Have ice or dhs contacted DOC to share statistical data concerning the numbers discrepancy of how many illegal immigrants there are on detainers vs how many ice say there are
Executive summary
Minnesota’s Department of Corrections (DOC) says it has repeatedly sought—without success—to obtain the data and methodology behind Department of Homeland Security (DHS)/ICE claims that roughly 1,360 people in the state were subject to ICE detainers, and instead produced its own survey finding about 301 such individuals; DHS has reiterated its higher figures but, according to DOC statements, has not furnished the underlying source data or reconciled the discrepancy [1] [2] [3].
1. What DOC says it asked for and how DHS responded
DOC Commissioner Paul Schnell publicly asserted that his agency and county jails attempted multiple times to connect with DHS/ICE to get the documentation, methodology and jurisdictional breakdown behind the federal figure, and that those overtures produced no substantive disclosure—“no data, no data source, no tracking methodology, no jurisdictional breakdown, and no timeframe,” he said [3] [2]; DHS, while reiterating the existence of 1,360 detainers in state custody, did not provide the requested case-by-case evidence in the public reporting reviewed here [1].
2. DOC’s independent accounting and the magnitude of the gap
Faced with the federal claim, the Minnesota DOC conducted a statewide check of county jails and state prisons and reported 94 people in county jails with ICE detainers and 207 in state prisons—a total of roughly 301—far short of the 1,360 figure DHS publicized, and the DOC has said it cannot reconcile how DHS arrived at its higher total [4] [1] [5].
3. Concrete instances and DOC’s review of named cases
The DOC also reviewed individual names DHS released and found multiple mismatches—some people DHS listed had “no Minnesota records,” while in other cases DOC records showed it had coordinated transfers and confirmed ICE pickups—leading DOC to assert there is not a single confirmed instance where it released someone in violation of an ICE detainer [6] [7] [2].
4. DHS’s public posture and past patterns of reporting problems
DHS and ICE continued to tout enforcement operations and the larger numbers publicly, but the DHS spokespersons cited lists of a small number of allegedly released individuals rather than supplying a full reconciliation of their statewide count; critics point to prior episodes in which ICE’s public detainer lists were found inaccurate and were temporarily halted, raising a broader context for skepticism about raw federal tallies [1] [8].
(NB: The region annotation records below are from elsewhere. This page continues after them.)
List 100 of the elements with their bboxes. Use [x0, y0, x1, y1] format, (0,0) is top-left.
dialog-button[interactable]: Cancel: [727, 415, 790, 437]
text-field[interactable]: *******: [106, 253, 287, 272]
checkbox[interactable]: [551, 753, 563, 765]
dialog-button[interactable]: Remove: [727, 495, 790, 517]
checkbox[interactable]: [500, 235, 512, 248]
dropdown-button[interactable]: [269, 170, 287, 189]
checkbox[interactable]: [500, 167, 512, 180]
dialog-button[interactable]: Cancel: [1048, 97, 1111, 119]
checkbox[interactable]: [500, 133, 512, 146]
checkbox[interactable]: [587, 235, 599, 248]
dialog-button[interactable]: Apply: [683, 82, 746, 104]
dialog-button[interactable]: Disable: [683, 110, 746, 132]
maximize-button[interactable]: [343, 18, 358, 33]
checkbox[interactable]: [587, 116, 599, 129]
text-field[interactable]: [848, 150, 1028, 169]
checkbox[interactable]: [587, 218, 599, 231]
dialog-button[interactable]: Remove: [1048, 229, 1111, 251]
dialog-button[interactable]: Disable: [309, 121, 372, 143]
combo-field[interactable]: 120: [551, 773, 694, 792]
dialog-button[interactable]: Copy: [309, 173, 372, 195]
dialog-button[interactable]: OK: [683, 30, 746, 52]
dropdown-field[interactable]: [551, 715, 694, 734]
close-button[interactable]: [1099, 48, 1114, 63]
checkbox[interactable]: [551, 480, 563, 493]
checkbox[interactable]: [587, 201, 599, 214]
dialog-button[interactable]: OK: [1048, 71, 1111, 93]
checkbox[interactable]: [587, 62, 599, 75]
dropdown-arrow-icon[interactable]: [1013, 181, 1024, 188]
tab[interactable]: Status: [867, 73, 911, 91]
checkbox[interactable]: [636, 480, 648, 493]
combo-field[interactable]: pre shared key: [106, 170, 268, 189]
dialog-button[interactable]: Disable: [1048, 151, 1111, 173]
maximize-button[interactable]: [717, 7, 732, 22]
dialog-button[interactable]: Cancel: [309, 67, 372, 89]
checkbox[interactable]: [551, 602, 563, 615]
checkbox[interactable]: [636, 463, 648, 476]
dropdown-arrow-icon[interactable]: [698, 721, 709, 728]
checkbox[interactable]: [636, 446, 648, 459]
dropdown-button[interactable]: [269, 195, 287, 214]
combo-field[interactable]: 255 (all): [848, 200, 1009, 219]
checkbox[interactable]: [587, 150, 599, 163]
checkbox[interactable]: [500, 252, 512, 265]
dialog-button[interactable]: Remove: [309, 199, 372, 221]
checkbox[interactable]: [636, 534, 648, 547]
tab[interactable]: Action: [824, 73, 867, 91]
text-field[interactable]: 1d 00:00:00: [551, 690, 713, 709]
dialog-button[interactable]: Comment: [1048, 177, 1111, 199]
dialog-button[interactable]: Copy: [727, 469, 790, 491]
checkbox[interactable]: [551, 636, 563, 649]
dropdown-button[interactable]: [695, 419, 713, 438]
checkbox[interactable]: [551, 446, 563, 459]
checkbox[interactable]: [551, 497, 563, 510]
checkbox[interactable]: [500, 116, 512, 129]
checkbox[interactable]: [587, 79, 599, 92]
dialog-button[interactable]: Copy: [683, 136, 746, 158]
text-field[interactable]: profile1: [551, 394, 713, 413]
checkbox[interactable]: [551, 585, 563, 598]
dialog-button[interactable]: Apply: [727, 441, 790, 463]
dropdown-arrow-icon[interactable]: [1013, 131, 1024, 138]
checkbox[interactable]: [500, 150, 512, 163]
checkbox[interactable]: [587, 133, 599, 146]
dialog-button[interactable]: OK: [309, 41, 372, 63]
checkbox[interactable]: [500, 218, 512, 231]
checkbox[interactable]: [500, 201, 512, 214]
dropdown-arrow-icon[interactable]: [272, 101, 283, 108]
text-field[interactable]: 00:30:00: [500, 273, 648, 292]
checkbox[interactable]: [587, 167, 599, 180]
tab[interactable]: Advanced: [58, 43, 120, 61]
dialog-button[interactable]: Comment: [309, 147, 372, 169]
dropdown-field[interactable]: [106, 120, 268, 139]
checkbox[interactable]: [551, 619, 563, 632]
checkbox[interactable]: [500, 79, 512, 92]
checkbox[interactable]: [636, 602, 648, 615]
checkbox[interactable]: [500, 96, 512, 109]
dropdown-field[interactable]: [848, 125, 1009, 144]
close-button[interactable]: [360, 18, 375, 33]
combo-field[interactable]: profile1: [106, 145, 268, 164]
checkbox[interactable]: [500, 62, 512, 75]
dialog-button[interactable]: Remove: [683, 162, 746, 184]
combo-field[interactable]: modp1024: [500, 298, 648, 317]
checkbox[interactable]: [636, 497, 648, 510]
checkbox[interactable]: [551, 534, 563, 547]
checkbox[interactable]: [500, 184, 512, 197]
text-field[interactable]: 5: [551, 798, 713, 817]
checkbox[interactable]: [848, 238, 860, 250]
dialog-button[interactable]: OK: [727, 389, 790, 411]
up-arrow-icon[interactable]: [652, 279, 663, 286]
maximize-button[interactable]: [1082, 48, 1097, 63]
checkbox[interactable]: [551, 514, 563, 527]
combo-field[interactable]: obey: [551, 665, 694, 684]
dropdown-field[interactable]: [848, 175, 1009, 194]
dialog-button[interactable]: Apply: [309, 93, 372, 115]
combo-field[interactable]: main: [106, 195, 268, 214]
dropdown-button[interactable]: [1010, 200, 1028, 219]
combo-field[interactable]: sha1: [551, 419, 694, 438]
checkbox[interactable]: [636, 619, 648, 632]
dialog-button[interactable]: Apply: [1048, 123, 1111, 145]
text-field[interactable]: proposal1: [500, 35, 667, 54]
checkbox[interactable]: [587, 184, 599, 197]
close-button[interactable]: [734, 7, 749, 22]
5. Technical and legal context for interagency data sharing
Federal practice routes biometric and other booking information through federal databases that ICE can access, and DHS has mechanisms to request or obtain data from other agencies, but court rulings and ongoing litigation have also placed limits on certain kinds of interagency data transfers and required specificity about what can be shared—factors that complicate assumptions about simple, frictionless data exchange between DHS and state corrections systems [9] [10] [11].
6. Political incentives, accountability, and what remains unproven
This dispute sits at the intersection of federal enforcement priorities and state-level limits on cooperation; DHS’s public naming of jurisdictions is politically potent ahead of 2026 midterms, and Minnesota officials say the federal messaging has been harmful and inaccurate—while DHS has not, in public responses cited here, produced the comprehensive documentation DOC requested to either prove or resolve the discrepancy, leaving a factual lacuna that cannot be closed based on available reporting [12] [2] [1].
7. Bottom line: did DHS/ICE contact DOC with statistical data to explain the discrepancy?
Based on DOC’s repeated public statements that it has asked DHS/ICE for the data, methodology and case identifiers and received no substantive reply—and DHS’s public reiteration of its figures without producing the requested documentation in the reporting reviewed—there is strong, documented evidence that DOC sought such contact and that DHS did not, at least publicly, supply the statistical backing necessary to reconcile the difference [3] [2] [1]. The records available to reporters do not show DHS providing the detailed dataset or reconciliation DOC requested; absent new releases from DHS or an interagency briefing, the discrepancy remains unresolved in the public record [4] [8].